My room is such a mess. I haven't attempted cleaning it in months, it seems. Right around the time when all the crap landed in there. I suppose I haven't noticed the problem because I haven't slept in that bed for quite a while. But the time is now. I have a lot to do this weekend anyway, but I don't have a choice. I must get in there and find some work clothes. MUST FIND NICE CLOTHES. Because I don't have much, but what I do have I will use over and over and over again.
I've noticed that I feel more of a need to protect the relationships I have now. Not the family ones. Screw those. They were gone way before I had any say. Friendships. More precious than before, and I don't really know why. Which could cause some problems. Where is the line drawn? How do I know if the friendship isn't worth it? You try and try and try, and in the end you tried for nothing, though I suppose you gain peace of mind. I'm sad about the loss of some friendships, but there are a few I don't seem to care much about.
A few of my friends, the ones I've been friends with for quite a long time, also expressed... extra concern about my relationship with Scott, among other things. And what with the shit I had to deal with at the time, that was the last thing I needed. But I took it because I love my friends, even though they didn't always agree with me. And we all got over it all right, though some friendships have thinned. I'm going to make sure I do what I need to do.

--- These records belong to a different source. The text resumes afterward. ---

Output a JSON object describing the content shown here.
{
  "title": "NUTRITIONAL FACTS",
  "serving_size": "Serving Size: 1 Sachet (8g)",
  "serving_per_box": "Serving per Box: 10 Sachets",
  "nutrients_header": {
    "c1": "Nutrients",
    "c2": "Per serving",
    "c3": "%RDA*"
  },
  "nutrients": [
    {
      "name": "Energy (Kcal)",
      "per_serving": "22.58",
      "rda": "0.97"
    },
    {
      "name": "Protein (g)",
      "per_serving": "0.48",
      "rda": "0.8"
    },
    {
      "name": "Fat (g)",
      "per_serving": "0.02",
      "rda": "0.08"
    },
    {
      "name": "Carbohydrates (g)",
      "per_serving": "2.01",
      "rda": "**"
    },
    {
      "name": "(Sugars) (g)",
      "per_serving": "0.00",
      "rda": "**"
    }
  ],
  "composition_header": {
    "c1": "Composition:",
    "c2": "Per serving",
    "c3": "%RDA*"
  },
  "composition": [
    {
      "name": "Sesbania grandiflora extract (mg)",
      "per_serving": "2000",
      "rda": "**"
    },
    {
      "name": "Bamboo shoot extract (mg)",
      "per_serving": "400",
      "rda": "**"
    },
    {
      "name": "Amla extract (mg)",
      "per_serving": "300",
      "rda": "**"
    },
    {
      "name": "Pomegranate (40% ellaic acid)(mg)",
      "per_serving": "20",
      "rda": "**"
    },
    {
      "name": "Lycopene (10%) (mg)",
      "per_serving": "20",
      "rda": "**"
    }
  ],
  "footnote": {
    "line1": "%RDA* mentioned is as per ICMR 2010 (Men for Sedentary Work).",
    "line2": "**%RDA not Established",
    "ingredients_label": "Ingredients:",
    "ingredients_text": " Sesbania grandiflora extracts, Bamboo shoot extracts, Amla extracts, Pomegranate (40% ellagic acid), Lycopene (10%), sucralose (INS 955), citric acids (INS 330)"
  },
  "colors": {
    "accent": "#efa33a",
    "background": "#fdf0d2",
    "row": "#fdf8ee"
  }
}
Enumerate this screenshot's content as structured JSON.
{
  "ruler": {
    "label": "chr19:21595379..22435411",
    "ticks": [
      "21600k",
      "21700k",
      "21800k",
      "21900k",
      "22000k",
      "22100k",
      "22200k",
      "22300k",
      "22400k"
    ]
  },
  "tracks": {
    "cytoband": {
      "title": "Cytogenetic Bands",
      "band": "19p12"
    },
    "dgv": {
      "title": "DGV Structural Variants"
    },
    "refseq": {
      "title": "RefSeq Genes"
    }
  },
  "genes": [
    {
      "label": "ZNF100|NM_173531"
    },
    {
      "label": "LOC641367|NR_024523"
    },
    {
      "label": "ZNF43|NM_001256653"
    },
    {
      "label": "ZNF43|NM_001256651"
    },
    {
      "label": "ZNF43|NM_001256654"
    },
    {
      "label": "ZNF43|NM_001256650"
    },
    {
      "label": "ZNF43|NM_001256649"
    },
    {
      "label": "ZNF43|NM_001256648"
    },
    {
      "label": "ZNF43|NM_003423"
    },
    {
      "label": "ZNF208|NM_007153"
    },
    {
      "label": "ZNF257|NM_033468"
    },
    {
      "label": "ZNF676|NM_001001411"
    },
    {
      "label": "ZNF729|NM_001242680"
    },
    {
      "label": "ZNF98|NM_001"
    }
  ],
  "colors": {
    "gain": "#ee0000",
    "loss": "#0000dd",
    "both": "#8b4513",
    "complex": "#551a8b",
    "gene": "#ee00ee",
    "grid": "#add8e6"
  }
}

I made brownies tonight. It's my coworker John's birthday tomorrow. The girl I work with suggested I bake cupcakes. But I like brownies. So I made brownies. I have to make cookies for work on Friday, for my last day. Oo, it's my cousin Paul's birthday too. I should make him cookies too. This is a dreadful pattern, isn't it? Bake and bake and bake. My three boys don't much mind.
Good night. Need sleep to decorate brownies tomorrow morning.